It should have been a routine play.
With two outs in the top of the sixth inning, Iowa pitcher Kayla Massey noticed Wisconsin runner Maggie Strange straying off second base at the end of a play. Head coach Marla Looper said Strange basically "fell asleep," as the Badger catcher was standing idly almost halfway between second and third base.
Massey turned to throw her out and end the inning for Wisconsin.
But she hesitated; rather than throw immediately to second basemen Katie Keim, Massey ran straight at Strange. By the time she finally threw to second base, the runner was safe.
What at the time seemed like an annoying but minor miscue quickly turned costly.
Wisconsin leftfielder Mary Massei hit the next pitch over the Pearl Field fence for a tie-breaking three-run homer that gave the Badgers, who entered the double-header 4-8 in Big Ten play, a 6-3 win and a sweep of Wednesday’s double-header. They won the first game, 7-6.
"It’s very frustrating," Massey about the missed chance at a crucial third out. "Still trying to get over it."
Looper said Massey needed to get the ball to a middle infielder immediately. The mistake was emblematic of a day full of miscues for the Hawkeyes, who followed up a near sweep of No. 1 Michigan last weekend with two losses to ninth-place Wisconsin. The losses dropped Iowa to 8-6 in the conference, 26-19 overall.
In the two games combined, the Hawkeyes walked eight batters and made three errors. They allowed a run to score on a wild throw in each game.
"We didn’t take care of the ball the way we need to," Looper said. "When they put the ball in play, we have to take care of it. We let ourselves down by not taking care of the ball."

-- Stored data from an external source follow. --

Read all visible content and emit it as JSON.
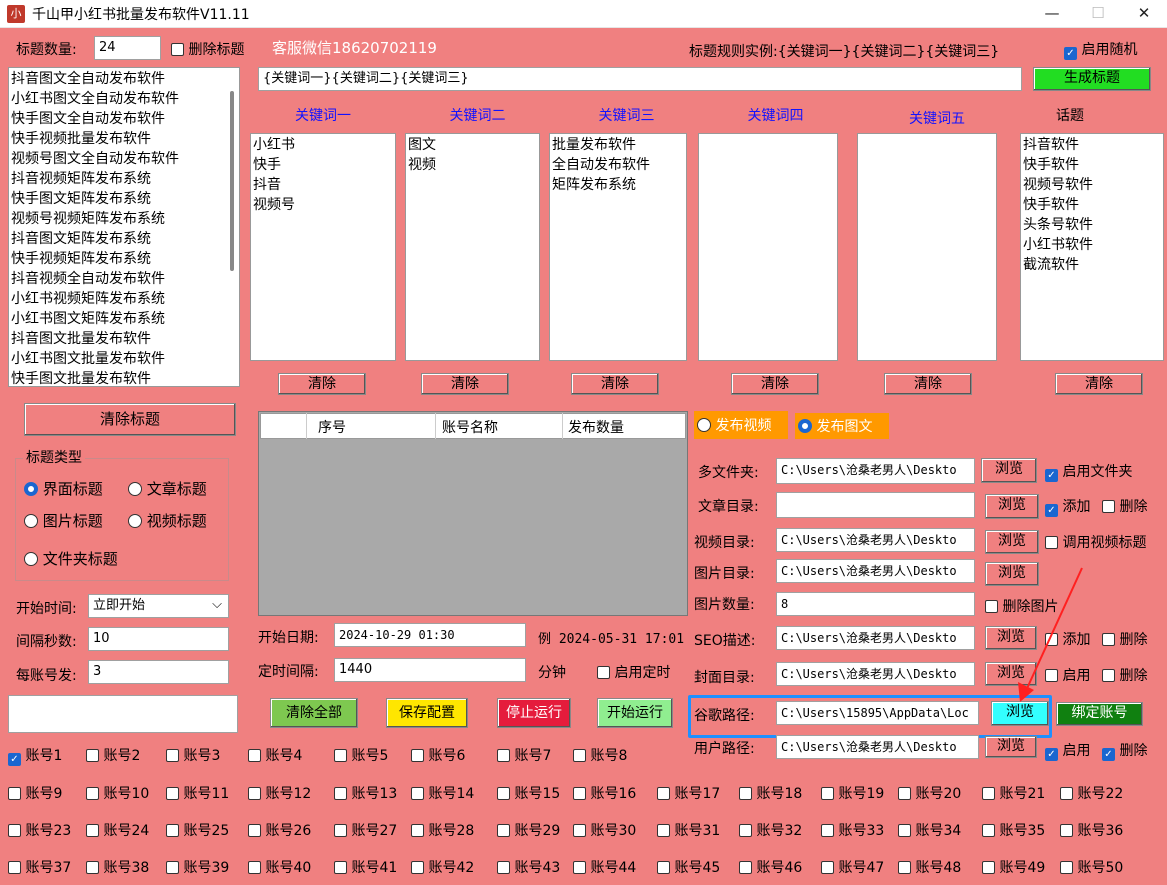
{
  "window": {
    "app_icon": "小",
    "title": "千山甲小红书批量发布软件V11.11"
  },
  "top": {
    "title_count_label": "标题数量:",
    "title_count_value": "24",
    "delete_title_label": "删除标题",
    "service_text": "客服微信18620702119",
    "rule_example": "标题规则实例:{关键词一}{关键词二}{关键词三}",
    "enable_random_label": "启用随机"
  },
  "title_list": [
    "抖音图文全自动发布软件",
    "小红书图文全自动发布软件",
    "快手图文全自动发布软件",
    "快手视频批量发布软件",
    "视频号图文全自动发布软件",
    "抖音视频矩阵发布系统",
    "快手图文矩阵发布系统",
    "视频号视频矩阵发布系统",
    "抖音图文矩阵发布系统",
    "快手视频矩阵发布系统",
    "抖音视频全自动发布软件",
    "小红书视频矩阵发布系统",
    "小红书图文矩阵发布系统",
    "抖音图文批量发布软件",
    "小红书图文批量发布软件",
    "快手图文批量发布软件"
  ],
  "template_input": "{关键词一}{关键词二}{关键词三}",
  "generate_button": "生成标题",
  "keywords": [
    {
      "header": "关键词一",
      "items": [
        "小红书",
        "快手",
        "抖音",
        "视频号"
      ],
      "clear": "清除"
    },
    {
      "header": "关键词二",
      "items": [
        "图文",
        "视频"
      ],
      "clear": "清除"
    },
    {
      "header": "关键词三",
      "items": [
        "批量发布软件",
        "全自动发布软件",
        "矩阵发布系统"
      ],
      "clear": "清除"
    },
    {
      "header": "关键词四",
      "items": [],
      "clear": "清除"
    },
    {
      "header": "关键词五",
      "items": [],
      "clear": "清除"
    },
    {
      "header": "话题",
      "items": [
        "抖音软件",
        "快手软件",
        "视频号软件",
        "快手软件",
        "头条号软件",
        "小红书软件",
        "截流软件"
      ],
      "clear": "清除"
    }
  ],
  "clear_titles_button": "清除标题",
  "title_type": {
    "legend": "标题类型",
    "options": [
      {
        "label": "界面标题",
        "selected": true
      },
      {
        "label": "文章标题",
        "selected": false
      },
      {
        "label": "图片标题",
        "selected": false
      },
      {
        "label": "视频标题",
        "selected": false
      },
      {
        "label": "文件夹标题",
        "selected": false
      }
    ]
  },
  "schedule": {
    "start_time_label": "开始时间:",
    "start_time_value": "立即开始",
    "interval_label": "间隔秒数:",
    "interval_value": "10",
    "per_account_label": "每账号发:",
    "per_account_value": "3"
  },
  "table": {
    "columns": [
      "",
      "序号",
      "账号名称",
      "发布数量"
    ]
  },
  "dates": {
    "start_date_label": "开始日期:",
    "start_date_value": "2024-10-29 01:30",
    "example": "例 2024-05-31 17:01",
    "timer_label": "定时间隔:",
    "timer_value": "1440",
    "minutes_label": "分钟",
    "enable_timer_label": "启用定时"
  },
  "actions": {
    "clear_all": "清除全部",
    "save_config": "保存配置",
    "stop": "停止运行",
    "start": "开始运行"
  },
  "publish_mode": {
    "video": "发布视频",
    "image": "发布图文",
    "selected": "image"
  },
  "paths": {
    "multi_folder_label": "多文件夹:",
    "multi_folder_value": "C:\\Users\\沧桑老男人\\Deskto",
    "enable_folder_label": "启用文件夹",
    "article_dir_label": "文章目录:",
    "article_dir_value": "",
    "add_label": "添加",
    "delete_label": "删除",
    "video_dir_label": "视频目录:",
    "video_dir_value": "C:\\Users\\沧桑老男人\\Deskto",
    "use_video_title_label": "调用视频标题",
    "image_dir_label": "图片目录:",
    "image_dir_value": "C:\\Users\\沧桑老男人\\Deskto",
    "image_count_label": "图片数量:",
    "image_count_value": "8",
    "delete_image_label": "删除图片",
    "seo_label": "SEO描述:",
    "seo_value": "C:\\Users\\沧桑老男人\\Deskto",
    "cover_dir_label": "封面目录:",
    "cover_dir_value": "C:\\Users\\沧桑老男人\\Deskto",
    "enable_label": "启用",
    "chrome_label": "谷歌路径:",
    "chrome_value": "C:\\Users\\15895\\AppData\\Loc",
    "bind_account": "绑定账号",
    "user_label": "用户路径:",
    "user_value": "C:\\Users\\沧桑老男人\\Deskto",
    "browse": "浏览"
  },
  "accounts": [
    "账号1",
    "账号2",
    "账号3",
    "账号4",
    "账号5",
    "账号6",
    "账号7",
    "账号8",
    "账号9",
    "账号10",
    "账号11",
    "账号12",
    "账号13",
    "账号14",
    "账号15",
    "账号16",
    "账号17",
    "账号18",
    "账号19",
    "账号20",
    "账号21",
    "账号22",
    "账号23",
    "账号24",
    "账号25",
    "账号26",
    "账号27",
    "账号28",
    "账号29",
    "账号30",
    "账号31",
    "账号32",
    "账号33",
    "账号34",
    "账号35",
    "账号36",
    "账号37",
    "账号38",
    "账号39",
    "账号40",
    "账号41",
    "账号42",
    "账号43",
    "账号44",
    "账号45",
    "账号46",
    "账号47",
    "账号48",
    "账号49",
    "账号50"
  ],
  "accounts_checked": [
    1
  ],
  "colors": {
    "bg": "#f08080",
    "green": "#22dd22",
    "yellow": "#ffe600",
    "red": "#e51c3c",
    "lightgreen": "#90ee90",
    "orange": "#ff9900",
    "cyan": "#33ffff",
    "darkgreen": "#108010",
    "highlight": "#1e90ff",
    "arrow": "#ff2020"
  }
}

Unreliable offense also hurt Iowa. The Hawkeyes had a big first inning in the first game, scoring four runs in the opening frame. But after that, they sputtered. Second baseman Katie Keim hit a home run in each game — a solo shot that bounced off the top of the fence and then went out in the first game and a three-run homer that accounted for all of Iowa’s runs in the night game — and Jenny Schuelke scored on a wild throw.
But junior Liz Watkins, the two-time Big Ten Player of the Week, went 0-for-5 on the day. She repeatedly flew out with runners on base, stranding five runners.

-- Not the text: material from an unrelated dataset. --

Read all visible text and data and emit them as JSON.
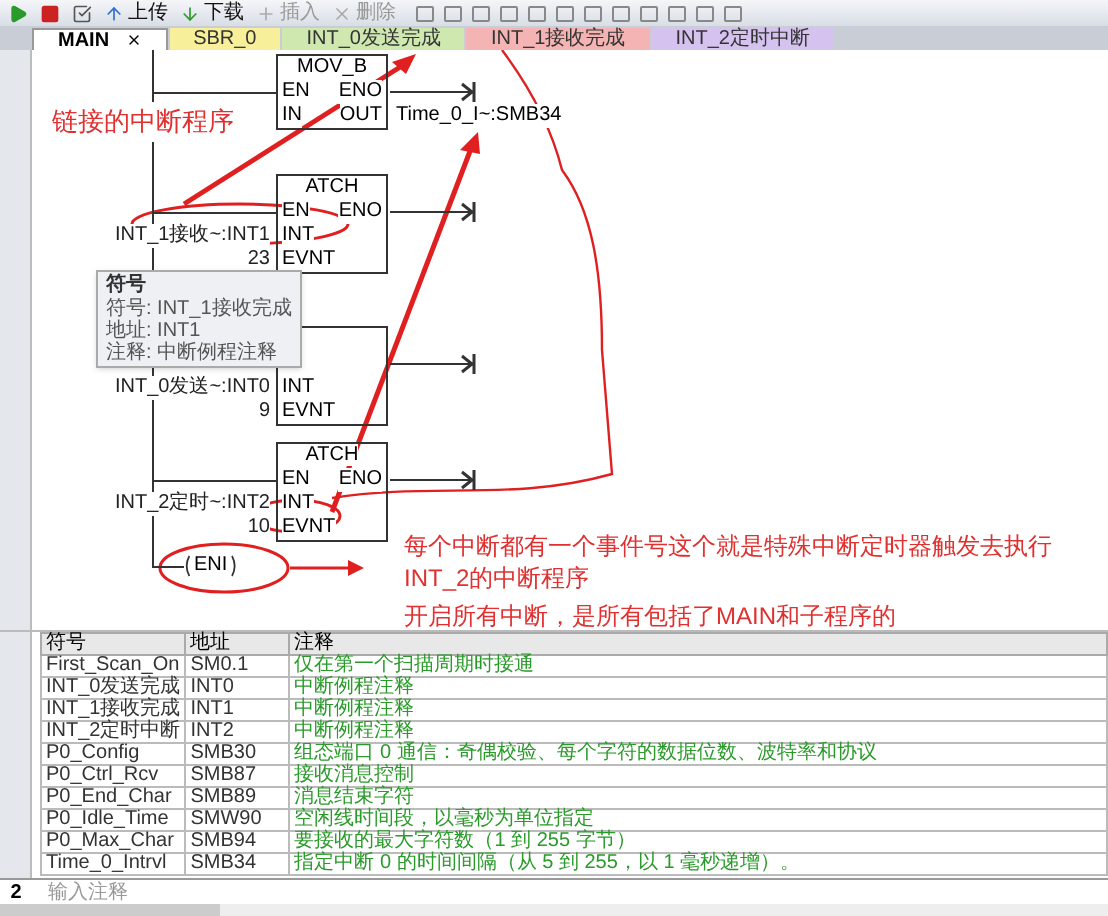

"I put the ball in play, I was just getting underneath pitches," she said. "With runners on, I need to put the ball on the ground so I give them a chance to move, or I need to be able to lift the ball over the fence. I wasn’t doing either one today, so it’s a letdown on my part."
Looper said Watkins needed to use better pitch selection.
"The scouting report’s out. Liz is going to swing the bat well," the first-year head coach said. "So they’re not going to give her anything good. She needs to do a better job of choosing the pitches she can hit hard versus the ones that are going to jam her up. Right now, she’s not swinging at good pitches."
Massey said the team as a whole may have suffered a letdown after the team’s performance against the Wolverines.
"When we played Michigan, we came out with everything to gain and nothing to lose," the freshman pitcher said. "Here, we didn’t come out with the same intensity."